Other than rewriting content, here are ways to add semantics and structure to your existing content, which will also improve the user’s experience:
- Group content sections around subtopics or ideas.
- Stick with about 3-5 paragraphs per content section.
- Break sections up with margins and white spaces.
- Add headers throughout and before each section.
- Use shorter sentences and succinct headings.
- Keep paragraphs short (about 4-5 lines deep).
- Nest headings appropriately (i.e., don’t use H4 after H2).
- Add visuals where appropriate that relate to the subtopic.
- Provide short, subtopic-appropriate captions to images.
- Link content together with internal text and image links.
- Insert a table of contents at the beginning (see below).
- Include header anchor tags to “jump” to sections.
- Add references and resource links at the bottom.
- Identify the author (i.e., an “about the author” box).
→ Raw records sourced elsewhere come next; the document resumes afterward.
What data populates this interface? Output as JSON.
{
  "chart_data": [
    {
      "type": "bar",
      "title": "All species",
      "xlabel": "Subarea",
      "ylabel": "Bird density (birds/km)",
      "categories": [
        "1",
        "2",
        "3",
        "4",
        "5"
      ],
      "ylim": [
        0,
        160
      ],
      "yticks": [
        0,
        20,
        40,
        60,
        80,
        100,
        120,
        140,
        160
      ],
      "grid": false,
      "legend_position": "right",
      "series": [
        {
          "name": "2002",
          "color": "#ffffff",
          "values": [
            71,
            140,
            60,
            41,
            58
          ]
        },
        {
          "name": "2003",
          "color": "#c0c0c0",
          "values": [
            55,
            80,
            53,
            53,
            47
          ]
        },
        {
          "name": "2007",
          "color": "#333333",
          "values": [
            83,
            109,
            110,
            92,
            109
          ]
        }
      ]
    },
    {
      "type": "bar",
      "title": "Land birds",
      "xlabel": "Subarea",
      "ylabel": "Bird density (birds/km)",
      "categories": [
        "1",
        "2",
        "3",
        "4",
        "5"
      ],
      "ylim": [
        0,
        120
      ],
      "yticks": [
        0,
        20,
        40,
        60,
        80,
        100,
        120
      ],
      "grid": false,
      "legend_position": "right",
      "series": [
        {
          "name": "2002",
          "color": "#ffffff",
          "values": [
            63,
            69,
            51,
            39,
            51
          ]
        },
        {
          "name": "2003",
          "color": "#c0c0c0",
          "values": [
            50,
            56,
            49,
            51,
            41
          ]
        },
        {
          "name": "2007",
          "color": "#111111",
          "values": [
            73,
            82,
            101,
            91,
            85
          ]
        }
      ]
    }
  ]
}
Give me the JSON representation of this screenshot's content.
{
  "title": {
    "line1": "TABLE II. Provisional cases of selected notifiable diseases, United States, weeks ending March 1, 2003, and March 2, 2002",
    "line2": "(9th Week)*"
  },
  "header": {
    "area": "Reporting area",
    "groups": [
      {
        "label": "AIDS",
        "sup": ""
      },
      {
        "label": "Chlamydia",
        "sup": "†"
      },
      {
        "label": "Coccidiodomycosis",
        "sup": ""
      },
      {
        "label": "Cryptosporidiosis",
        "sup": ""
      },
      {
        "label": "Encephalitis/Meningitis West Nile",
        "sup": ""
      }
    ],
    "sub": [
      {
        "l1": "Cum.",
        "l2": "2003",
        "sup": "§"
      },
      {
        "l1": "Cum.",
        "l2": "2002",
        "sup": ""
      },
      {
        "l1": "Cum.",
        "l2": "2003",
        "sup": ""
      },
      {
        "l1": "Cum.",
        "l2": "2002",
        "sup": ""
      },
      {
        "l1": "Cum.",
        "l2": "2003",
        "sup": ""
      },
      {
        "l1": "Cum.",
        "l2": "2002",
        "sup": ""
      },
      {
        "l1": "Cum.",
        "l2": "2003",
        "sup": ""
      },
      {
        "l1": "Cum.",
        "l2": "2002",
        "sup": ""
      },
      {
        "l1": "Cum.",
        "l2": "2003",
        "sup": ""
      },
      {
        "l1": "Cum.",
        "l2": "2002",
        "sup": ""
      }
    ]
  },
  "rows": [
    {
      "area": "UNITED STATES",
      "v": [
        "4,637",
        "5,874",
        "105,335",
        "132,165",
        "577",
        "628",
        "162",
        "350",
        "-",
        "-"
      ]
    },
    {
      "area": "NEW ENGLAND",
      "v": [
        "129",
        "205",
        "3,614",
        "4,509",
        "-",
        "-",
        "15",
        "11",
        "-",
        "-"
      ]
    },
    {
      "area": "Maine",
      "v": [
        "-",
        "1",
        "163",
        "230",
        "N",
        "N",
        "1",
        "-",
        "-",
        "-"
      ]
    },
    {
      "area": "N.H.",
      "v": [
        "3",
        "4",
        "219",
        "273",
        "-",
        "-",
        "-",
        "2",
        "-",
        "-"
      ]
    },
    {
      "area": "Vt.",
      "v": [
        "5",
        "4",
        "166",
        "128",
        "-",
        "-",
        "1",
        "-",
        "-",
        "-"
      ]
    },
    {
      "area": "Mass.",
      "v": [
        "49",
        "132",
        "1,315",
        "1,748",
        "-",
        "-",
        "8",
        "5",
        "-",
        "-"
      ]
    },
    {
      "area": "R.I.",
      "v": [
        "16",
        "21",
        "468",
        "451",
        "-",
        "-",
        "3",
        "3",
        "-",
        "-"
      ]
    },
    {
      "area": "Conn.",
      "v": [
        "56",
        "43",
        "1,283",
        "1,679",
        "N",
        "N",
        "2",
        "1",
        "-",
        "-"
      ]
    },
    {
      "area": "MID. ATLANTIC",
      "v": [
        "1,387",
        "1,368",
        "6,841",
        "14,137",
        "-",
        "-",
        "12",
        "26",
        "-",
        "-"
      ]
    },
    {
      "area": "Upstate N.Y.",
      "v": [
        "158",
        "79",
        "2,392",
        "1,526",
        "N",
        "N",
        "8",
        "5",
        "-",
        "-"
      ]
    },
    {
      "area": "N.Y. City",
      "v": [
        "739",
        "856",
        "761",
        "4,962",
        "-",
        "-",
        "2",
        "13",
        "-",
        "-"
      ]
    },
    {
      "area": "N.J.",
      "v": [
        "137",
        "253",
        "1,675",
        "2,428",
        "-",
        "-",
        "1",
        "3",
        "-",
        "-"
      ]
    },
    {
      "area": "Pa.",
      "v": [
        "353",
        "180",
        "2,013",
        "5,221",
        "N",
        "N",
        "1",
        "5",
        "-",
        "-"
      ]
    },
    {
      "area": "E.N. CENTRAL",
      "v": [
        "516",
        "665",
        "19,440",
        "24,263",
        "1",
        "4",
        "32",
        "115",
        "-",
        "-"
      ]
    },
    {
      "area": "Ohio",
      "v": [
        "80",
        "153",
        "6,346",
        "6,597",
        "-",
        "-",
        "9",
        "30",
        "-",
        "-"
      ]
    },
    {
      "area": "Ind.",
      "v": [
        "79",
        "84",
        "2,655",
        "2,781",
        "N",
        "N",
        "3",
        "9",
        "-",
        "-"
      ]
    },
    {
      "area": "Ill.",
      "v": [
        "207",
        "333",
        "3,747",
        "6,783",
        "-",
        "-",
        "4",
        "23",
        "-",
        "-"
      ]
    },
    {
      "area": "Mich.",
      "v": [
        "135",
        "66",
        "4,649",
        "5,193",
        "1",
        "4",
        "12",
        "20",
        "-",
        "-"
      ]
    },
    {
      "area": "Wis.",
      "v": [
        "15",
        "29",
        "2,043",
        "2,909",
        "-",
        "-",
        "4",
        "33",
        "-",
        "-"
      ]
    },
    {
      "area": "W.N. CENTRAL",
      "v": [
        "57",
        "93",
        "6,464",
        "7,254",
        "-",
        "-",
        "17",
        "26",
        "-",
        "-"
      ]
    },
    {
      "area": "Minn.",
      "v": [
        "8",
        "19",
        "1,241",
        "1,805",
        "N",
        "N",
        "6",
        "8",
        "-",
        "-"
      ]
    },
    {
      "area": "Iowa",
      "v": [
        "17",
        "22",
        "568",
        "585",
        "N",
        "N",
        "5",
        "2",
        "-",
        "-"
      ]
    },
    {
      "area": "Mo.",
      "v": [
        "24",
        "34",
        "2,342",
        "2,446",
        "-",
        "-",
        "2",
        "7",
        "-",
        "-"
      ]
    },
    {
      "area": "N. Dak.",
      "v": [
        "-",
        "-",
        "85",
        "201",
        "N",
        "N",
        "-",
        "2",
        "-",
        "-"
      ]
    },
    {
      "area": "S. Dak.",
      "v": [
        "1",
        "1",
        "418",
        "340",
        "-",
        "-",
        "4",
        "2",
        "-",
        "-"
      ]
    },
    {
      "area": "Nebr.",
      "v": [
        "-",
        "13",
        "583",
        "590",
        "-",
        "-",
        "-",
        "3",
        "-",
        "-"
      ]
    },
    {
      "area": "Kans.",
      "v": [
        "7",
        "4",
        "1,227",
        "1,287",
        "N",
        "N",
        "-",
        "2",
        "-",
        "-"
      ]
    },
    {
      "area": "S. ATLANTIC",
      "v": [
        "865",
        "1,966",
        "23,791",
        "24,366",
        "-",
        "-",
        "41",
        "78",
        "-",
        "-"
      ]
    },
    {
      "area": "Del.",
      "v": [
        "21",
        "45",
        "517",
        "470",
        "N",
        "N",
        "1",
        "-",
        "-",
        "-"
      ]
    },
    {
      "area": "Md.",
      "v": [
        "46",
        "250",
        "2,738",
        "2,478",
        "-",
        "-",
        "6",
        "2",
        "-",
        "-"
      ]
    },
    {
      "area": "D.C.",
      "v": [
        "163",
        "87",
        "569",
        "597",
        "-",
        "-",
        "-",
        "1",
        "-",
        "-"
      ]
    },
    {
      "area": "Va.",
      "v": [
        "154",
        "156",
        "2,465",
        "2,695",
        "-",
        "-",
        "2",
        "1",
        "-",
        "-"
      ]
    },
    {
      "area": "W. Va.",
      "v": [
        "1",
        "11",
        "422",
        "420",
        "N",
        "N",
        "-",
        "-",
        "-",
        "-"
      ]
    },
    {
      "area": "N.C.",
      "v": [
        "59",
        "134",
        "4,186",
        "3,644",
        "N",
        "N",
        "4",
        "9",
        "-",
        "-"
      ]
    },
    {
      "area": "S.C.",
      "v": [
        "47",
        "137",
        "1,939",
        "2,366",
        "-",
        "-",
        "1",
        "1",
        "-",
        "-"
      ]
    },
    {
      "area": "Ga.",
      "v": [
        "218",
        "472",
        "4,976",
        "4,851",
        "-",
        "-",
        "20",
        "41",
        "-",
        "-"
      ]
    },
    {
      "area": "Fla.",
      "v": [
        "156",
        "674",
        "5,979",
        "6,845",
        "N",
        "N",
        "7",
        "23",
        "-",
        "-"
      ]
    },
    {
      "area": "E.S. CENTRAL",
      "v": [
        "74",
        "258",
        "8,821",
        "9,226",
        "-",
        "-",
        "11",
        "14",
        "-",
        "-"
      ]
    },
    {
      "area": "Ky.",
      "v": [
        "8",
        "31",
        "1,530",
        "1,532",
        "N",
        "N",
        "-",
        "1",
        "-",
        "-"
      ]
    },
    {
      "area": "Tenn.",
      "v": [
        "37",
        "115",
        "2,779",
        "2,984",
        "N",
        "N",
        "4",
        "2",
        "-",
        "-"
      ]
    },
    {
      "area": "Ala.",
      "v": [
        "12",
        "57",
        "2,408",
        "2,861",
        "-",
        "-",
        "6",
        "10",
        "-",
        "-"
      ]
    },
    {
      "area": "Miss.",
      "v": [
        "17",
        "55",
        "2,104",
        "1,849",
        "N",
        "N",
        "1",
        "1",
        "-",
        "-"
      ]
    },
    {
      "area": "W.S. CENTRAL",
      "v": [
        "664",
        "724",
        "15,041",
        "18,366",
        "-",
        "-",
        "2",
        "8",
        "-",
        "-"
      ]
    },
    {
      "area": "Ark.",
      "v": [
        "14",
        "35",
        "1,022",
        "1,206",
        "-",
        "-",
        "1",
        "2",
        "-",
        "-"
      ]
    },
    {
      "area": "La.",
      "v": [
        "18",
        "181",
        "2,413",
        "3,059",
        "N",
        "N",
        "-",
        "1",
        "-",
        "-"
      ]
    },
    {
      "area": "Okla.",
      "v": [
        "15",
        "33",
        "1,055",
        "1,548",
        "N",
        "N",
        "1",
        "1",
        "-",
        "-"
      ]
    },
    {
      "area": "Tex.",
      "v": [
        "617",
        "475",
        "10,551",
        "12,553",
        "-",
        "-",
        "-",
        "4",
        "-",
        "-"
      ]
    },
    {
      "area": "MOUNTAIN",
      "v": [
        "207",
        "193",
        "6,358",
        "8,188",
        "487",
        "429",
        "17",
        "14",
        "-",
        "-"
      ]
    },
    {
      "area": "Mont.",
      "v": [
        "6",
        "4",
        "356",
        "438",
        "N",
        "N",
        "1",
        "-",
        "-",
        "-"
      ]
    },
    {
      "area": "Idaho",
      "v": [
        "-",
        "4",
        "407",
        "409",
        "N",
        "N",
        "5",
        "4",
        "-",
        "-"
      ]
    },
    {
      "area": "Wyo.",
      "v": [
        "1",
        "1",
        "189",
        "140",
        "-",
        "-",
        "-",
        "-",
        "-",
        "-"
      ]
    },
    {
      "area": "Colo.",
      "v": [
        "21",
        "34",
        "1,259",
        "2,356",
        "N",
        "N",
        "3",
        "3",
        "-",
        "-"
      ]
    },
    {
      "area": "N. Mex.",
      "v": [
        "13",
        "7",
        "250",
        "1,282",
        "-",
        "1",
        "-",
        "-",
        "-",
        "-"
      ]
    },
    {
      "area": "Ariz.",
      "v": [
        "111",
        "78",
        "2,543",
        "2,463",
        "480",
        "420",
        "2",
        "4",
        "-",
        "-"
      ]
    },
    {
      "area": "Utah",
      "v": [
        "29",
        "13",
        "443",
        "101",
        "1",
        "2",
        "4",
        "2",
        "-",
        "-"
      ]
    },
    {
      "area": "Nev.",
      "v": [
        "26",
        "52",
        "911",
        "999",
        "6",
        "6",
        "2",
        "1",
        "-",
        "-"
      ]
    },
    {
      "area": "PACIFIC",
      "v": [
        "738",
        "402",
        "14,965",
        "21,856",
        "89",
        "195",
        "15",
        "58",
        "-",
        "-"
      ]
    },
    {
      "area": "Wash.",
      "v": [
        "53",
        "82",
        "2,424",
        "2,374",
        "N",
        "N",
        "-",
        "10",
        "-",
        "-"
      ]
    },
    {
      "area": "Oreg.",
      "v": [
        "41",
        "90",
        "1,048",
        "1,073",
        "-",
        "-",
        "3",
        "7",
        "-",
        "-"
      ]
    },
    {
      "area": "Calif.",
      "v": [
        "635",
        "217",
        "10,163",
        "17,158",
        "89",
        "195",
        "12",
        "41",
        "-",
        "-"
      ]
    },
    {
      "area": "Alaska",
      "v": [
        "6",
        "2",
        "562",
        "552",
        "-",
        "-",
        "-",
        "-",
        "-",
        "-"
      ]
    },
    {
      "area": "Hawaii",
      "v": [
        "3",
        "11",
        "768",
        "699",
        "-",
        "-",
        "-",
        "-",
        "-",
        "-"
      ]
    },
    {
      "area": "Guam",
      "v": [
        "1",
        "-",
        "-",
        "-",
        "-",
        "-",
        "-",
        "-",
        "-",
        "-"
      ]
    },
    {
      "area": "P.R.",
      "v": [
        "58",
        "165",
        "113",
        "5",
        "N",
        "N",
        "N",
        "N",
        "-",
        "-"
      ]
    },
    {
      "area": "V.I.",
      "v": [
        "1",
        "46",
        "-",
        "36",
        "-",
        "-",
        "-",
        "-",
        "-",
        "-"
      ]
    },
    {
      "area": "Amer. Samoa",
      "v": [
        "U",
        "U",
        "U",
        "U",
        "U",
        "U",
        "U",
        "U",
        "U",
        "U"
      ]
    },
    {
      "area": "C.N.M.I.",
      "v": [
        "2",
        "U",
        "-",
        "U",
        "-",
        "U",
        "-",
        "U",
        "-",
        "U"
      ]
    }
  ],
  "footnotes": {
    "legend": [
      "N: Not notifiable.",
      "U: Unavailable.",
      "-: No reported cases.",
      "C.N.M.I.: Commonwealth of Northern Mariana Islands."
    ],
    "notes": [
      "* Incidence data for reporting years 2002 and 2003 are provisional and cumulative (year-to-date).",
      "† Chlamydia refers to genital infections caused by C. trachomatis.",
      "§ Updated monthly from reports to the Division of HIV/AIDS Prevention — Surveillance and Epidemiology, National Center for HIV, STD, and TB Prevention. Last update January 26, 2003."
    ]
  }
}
You may have noticed a growing trend with long articles where they contain a table of content at the top, a synopsis or summary of the page, or a list of jumplinks to sections on the page by using header anchor tags.
TOCs, summaries (or TL;DRs), and section jumplinks are helpful. With long articles, they provide users with a quick, at-a-glance overview of what the page contains, but also a helpful way to jump directly to the section of interest (rather than having to wade through a bunch of irrelevant content).
Add a table of contents to long content. List your headings at the top of the article and even insert anchor links to jump to each section. For example, I use it in some long articles and some service pages, like my SEO consulting page.
But another indirect SEO benefit is that Google can display a menu of anchor links below your search engine results (SERP) listing. This will increase CTRs (clickthrough rates), which provides Google with positive feedback.
Remember that, when you increase CTRs, you indirectly inform Google that your listing is relevant, which has shown to indirectly influence your rankings.
Ultimately, even if the benefit of “optimizing” for passages rankings is not an SEO benefit in a direct sense, semantically structuring your content will help Google understand your content better. The more they do, well, you do the math.